Montana Lemonious-Craig

Profile
- Position: Wide receiver

Personal information
- Born: July 29, 2002 (age 23) Inglewood, California, U.S.
- Listed height: 6 ft 2 in (1.88 m)
- Listed weight: 194 lb (88 kg)

Career information
- High school: Inglewood
- College: Colorado (2020–2022) Arizona (2023–2024)
- NFL draft: 2025: undrafted

Career history
- Pittsburgh Steelers (2025)*;
- * Offseason and/or practice squad member only
- Stats at Pro Football Reference

= Montana Lemonious-Craig =

American football player (born 2002)

Montana-George Eugene Lemonious-Craig (born July 29, 2002) is an American professional football wide receiver. He played college football for the Colorado Buffaloes and Arizona Wildcats.

== Early life ==
Lemonious-Craig grew up in Inglewood, California, and attended Inglewood High School. As a senior, he had 46 receptions for 1,289 yards and 23 touchdowns along with two rushes for 22 yards for 1,314 from scrimmage. He committed to play college football at Colorado.

== College career ==
=== Colorado ===
During his true freshman season, Lemonious-Craig appeared in three games and caught his first career pass in the Alamo Bowl. The following season, he appeared in ten games before being limited by injuries during the final two games of the season. During 2022, he appeared in all 12 games and lead the Buffaloes in receptions. On April 24, 2023, Lemonious-Craig entered the transfer portal.

=== Arizona ===
On May 20, 2023, Lemonious-Craig transferred to Arizona. During the 2023 season, he appeared in every game for the Wildcats and recorded 28 receptions for 296 yards and three touchdowns, including five catches for 67 yards against Colorado. In 2024, he missed one game, but managed to haul in 17 passes for 172 yards and one touchdown.

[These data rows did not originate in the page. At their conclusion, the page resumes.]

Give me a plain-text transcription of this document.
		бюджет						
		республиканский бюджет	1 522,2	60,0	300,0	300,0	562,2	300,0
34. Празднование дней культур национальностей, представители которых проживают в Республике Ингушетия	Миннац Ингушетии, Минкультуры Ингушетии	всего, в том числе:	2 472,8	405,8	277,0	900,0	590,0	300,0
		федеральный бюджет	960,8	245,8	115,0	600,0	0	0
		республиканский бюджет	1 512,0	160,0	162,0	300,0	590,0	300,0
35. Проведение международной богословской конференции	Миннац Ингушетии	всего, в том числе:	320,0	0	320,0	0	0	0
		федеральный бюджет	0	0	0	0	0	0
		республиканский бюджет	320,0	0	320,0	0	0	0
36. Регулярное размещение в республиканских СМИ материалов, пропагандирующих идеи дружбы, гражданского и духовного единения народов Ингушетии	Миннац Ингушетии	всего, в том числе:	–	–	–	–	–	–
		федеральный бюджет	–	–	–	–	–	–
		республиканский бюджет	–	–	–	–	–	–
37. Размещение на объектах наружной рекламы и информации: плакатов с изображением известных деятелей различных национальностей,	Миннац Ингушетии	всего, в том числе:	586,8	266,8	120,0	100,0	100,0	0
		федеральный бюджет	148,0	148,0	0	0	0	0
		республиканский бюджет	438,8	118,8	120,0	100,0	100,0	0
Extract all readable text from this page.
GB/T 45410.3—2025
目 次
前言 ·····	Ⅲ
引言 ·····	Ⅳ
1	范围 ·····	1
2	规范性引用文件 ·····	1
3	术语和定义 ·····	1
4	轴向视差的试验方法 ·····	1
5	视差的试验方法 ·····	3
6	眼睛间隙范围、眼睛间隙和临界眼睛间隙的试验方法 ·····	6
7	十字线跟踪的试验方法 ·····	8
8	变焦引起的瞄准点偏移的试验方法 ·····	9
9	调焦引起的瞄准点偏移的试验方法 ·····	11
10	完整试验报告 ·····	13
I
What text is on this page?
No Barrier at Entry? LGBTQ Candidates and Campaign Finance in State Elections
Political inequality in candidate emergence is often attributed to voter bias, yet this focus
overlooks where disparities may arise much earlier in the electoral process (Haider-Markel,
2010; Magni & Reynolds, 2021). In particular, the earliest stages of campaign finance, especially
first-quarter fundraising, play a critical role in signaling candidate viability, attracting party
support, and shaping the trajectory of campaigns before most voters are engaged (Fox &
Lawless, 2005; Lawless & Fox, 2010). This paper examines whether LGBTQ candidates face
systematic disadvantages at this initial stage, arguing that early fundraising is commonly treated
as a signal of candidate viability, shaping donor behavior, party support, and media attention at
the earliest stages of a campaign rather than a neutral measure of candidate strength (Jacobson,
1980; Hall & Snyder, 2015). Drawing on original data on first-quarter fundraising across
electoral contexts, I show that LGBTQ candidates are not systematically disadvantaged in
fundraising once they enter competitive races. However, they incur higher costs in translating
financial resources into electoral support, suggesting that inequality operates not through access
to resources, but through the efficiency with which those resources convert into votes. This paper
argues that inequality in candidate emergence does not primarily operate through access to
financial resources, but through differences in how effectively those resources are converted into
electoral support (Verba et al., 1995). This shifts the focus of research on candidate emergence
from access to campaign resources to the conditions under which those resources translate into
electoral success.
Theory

=== College statistics ===

| Year | Team | GP | Receiving |  |  |  |  |
| Rec | Yds | Avg | Lng | TD |
| 2020 | Colorado | 3 | 1 | 15 | 15.0 | 15 | 0 |
| 2021 | Colorado | 10 | 10 | 123 | 12.3 | 25 | 2 |
| 2022 | Colorado | 12 | 23 | 359 | 15.6 | 69 | 3 |
| 2023 | Arizona | 13 | 28 | 296 | 10.6 | 39 | 3 |
| 2024 | Arizona | 11 | 17 | 172 | 10.1 | 20 | 1 |
| Career |  | 47 | 79 | 965 | 12.2 | 69 | 9 |

== Professional career ==

Pre-draft measurables
| Height | Weight | Arm length | Hand span | 40-yard dash | 10-yard split | 20-yard split | 20-yard shuttle | Vertical jump | Broad jump | Bench press |
| 6 ft 1 in (1.85 m) | 189 lb (86 kg) | 30+1⁄8 in (0.77 m) | 9+1⁄8 in (0.23 m) | 4.57 s | 1.57 s | 2.66 s | 4.34 s | 35.0 in (0.89 m) | 9 ft 9 in (2.97 m) | 14 reps |
All values from Pro Day

=== Pittsburgh Steelers ===
On May 27, 2025, Lemonious-Craig was signed by the Pittsburgh Steelers as an undrafted free agent.